Pancartas, música y banderas marcaron el tono general de la protesta parisina, que en Francia se conoce como «manifestación para todos», eslogan que se asemeja a quienes reivindicaban el «matrimonio para todos». Para organizar esta movilización han trabajado con éxito las asociaciones de padres y familias católicos, varias asociaciones musulmanas y el sindicato de trabajadores católicos (CFTC), entre otros.

En el escenario, varios intervinientes subrayaron que no son ni homófobos ni de extrema derecha y, entre cánticos contra el Gobierno y contra Hollande, insistieron sobre el problema de filiación entre un menor adoptado y dos mujeres o dos hombres. «Queremos defender absolutamente la ley de la familia y la filiación, porque un niño es el resultado único de la unión entre un hombre y una mujer», explicó a Efe Laure de Cotte, una manifestante que aseguró que la protesta no es homófoba pero que «hay que defender las cosas normales y no normalizar las que están fuera del circuito y son un poco contra natura». La adopción de menores por matrimonios homosexuales, extremo que contempla la ley y avaló el Consejo Constitucional, es uno de los puntos que más inquietan a sus detractores.

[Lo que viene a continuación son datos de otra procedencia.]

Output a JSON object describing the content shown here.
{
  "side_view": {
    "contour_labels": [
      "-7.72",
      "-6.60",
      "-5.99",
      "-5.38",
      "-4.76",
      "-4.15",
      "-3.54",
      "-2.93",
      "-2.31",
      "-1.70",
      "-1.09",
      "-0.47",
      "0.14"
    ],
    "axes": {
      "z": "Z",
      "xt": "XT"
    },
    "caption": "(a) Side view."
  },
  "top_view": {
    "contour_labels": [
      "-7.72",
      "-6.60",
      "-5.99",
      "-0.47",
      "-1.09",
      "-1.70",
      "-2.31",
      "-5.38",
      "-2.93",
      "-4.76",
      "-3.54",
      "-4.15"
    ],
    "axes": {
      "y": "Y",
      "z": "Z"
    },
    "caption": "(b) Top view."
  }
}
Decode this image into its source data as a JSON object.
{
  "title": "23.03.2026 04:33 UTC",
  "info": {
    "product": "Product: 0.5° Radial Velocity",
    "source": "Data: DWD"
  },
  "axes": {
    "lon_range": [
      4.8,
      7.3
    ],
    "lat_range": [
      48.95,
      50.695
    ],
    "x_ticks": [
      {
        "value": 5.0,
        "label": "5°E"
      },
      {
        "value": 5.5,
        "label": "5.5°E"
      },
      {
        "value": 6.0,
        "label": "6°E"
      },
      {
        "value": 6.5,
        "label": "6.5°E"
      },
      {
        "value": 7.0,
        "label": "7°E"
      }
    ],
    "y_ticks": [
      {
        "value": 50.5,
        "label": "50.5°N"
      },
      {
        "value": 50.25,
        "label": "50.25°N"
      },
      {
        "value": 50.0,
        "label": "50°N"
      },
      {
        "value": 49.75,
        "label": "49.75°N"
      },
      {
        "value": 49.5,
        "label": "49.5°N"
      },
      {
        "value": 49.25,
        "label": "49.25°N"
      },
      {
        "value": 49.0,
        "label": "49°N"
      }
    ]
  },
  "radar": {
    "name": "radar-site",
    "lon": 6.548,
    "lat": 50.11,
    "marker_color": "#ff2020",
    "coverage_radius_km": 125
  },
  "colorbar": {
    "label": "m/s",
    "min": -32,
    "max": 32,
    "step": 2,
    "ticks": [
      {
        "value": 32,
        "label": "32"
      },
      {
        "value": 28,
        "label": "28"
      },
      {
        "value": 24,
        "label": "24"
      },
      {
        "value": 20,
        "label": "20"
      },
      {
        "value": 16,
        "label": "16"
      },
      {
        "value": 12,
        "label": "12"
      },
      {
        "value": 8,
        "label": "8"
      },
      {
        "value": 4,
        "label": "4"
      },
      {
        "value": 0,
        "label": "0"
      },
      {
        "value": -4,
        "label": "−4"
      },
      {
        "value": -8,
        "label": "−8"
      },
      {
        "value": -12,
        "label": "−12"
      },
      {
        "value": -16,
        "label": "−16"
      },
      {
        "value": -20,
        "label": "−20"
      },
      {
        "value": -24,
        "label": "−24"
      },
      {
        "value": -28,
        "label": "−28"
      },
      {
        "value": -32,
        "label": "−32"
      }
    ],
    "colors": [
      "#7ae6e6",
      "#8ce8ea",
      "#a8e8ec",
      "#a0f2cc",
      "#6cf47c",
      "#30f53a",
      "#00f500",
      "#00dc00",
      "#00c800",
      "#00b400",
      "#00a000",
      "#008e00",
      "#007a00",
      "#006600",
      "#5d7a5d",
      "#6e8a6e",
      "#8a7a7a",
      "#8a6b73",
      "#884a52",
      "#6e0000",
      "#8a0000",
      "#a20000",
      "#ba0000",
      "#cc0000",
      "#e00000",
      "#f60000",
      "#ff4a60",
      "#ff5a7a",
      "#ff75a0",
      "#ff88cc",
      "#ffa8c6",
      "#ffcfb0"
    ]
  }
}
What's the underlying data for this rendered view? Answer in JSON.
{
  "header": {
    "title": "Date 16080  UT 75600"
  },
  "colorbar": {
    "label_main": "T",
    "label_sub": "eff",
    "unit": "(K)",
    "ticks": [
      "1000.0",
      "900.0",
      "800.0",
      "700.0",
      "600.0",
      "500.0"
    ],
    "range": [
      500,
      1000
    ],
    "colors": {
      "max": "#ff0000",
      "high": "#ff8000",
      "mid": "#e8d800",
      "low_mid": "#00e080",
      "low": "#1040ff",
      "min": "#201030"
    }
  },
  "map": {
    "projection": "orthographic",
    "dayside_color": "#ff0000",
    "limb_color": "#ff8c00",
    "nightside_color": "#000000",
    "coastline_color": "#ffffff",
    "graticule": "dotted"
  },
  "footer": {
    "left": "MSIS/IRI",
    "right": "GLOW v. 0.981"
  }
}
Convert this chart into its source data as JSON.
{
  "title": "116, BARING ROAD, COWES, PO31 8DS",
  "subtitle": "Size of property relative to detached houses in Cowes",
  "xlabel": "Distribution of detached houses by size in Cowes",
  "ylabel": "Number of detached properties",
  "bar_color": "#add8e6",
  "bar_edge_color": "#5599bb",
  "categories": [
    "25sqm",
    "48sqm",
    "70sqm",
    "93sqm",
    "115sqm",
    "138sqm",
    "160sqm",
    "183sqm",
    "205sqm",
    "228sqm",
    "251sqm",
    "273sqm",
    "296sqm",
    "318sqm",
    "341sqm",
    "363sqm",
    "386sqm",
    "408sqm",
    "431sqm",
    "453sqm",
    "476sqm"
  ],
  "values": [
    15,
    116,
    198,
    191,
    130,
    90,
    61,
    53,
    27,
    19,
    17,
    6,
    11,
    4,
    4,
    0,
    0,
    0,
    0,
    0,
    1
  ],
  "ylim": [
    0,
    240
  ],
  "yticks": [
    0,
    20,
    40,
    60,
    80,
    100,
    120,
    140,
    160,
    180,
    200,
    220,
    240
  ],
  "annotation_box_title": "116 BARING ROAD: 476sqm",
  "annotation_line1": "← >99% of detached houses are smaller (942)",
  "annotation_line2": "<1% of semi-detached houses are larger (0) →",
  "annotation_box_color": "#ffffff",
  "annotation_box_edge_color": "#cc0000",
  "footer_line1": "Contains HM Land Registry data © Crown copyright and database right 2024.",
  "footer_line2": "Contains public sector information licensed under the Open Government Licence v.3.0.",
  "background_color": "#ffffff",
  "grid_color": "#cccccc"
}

La gran ausente este domingo fue la humorista Frigide Barjot, emblema de la protesta, que no acudió porque dice que teme por su seguridad, aunque pasó la jornada atendiendo a varios medios de comunicación. Y es que en las últimas semanas la protesta se ha radicalizado, en parte a causa de grupos cercanos a la extrema derecha como «Primavera Francesa», plataforma que el Ministerio del Interior estudia disolver.

Queda por determinar si los detractores seguirán insistiendo y, en caso de hacerlo, si será a través de manifestaciones o si intentarán constituirse como partido político. Aunque los manifestantes insisten en que ejercen un derecho constitucional y que pretenden seguir haciéndolo, un sondeo publicado hoy muestra que el 78 por ciento de los franceses creen que las manifestaciones deberían terminar, una vez promulgada la ley.